Background and Significance:

Rett Syndrome (RTT) is diagnosed as a neurodevelopmental disorder, which is characterized by stereotypic motor, communication, sensory and cognitive impairments. Girls with RTT exhibit typical motor function till ~6 months of age, after which they exhibit developmental delay and/or regression in motor function. The neural circuitry underlying this atypical motor function is unknown. Though many studies have shown that gross motor deficits are common in symptomatic male or female mice, the pathogenesis of the motor phenotypes in pre-symptomatic female mouse models is under-explored.

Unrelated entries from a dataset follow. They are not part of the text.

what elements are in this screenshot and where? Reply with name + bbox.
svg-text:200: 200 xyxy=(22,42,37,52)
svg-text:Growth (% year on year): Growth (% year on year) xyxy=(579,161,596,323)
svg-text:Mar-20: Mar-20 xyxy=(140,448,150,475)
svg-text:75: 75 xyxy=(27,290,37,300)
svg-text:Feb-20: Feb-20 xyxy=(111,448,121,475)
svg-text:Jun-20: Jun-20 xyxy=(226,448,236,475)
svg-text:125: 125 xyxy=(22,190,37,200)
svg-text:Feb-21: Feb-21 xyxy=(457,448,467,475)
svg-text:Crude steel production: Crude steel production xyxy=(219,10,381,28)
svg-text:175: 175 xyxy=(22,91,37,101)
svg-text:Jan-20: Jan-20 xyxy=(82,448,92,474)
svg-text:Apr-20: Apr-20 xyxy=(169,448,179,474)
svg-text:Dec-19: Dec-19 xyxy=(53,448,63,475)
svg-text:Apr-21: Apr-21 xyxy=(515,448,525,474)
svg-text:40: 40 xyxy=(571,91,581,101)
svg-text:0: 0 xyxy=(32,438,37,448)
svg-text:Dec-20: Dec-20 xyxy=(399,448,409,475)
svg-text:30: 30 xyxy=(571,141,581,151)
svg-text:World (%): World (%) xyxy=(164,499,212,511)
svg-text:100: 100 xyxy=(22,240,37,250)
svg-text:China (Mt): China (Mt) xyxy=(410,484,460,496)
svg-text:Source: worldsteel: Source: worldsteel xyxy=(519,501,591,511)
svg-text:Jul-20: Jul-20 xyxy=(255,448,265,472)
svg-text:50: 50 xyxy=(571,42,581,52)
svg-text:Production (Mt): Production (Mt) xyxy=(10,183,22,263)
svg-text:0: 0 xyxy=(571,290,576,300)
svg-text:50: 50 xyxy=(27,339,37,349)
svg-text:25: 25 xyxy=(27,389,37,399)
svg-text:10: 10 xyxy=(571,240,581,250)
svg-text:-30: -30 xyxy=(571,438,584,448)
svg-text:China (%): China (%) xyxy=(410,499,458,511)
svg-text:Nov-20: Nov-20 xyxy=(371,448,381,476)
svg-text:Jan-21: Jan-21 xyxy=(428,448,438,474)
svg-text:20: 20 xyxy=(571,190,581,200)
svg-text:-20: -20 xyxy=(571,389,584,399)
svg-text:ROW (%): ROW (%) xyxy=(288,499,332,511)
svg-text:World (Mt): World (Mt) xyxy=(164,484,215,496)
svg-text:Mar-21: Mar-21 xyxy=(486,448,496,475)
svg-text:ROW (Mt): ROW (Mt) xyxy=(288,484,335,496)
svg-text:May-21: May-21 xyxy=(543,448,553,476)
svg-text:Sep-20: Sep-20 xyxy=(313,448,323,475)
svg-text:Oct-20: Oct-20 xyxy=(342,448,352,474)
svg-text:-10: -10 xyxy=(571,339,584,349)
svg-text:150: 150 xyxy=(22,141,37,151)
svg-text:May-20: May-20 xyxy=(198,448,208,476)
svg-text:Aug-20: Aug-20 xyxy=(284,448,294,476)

Girls and women with RTT undergo occupational and physical therapy regimens, which can be wide-ranging, dependent on the individual patients and their families, clinical care settings and access to care. The effectiveness of such regimens and the underlying neurological basis for their effectiveness is currently unexplored. We hope to set the stage for identifying and following skilled fine motor control sequences and their underlying neurobiological basis in female mouse models of RTT. The implications of the results would ultimately inform neurobiology-based mechanistic approaches to occupational therapy in individual patients with RTT.

We use a pellet reaching and grasping assay as a model to study fine motor control in

Mouse reaching and grasping for a pellet

adult female mice. Skilled reaching and grasping task involves multi-sensory integration of cues, arm/hand position, coordination and repetitive learning by practice to execute successfully.

The pilot project was done in collaboration with Dr. Xu An, a postdoctoral scientist in Dr. Josh Huang’s lab in Cold Spring Harbor Laboratory.

We have now built a modified setup in University of Tennessee with the help of the amazing staff at Biology Services Facility.

We record mice with high-speed cameras during the behavior and analyze grasping mechanics, success rates in grasping the pellet, general gait/stance/posture of the animal during the initial introduction to the task and during training and expert stages.

Major questions:

  1. What are the specific fine motor deficits in female RTT mouse model? When does it start?
  2. What brain regions are essential for efficient control of reaching/grasping behavior?
  3. How does MECP2 play a role in this process?
  4. Are PNNs and atypical experience-dependent plasticity observed in this behavior as well? 
  5. Can approaches similar to occupational therapy in Rett patients, be simulated or modeled in mice in order to determine the underlying neurobiological process?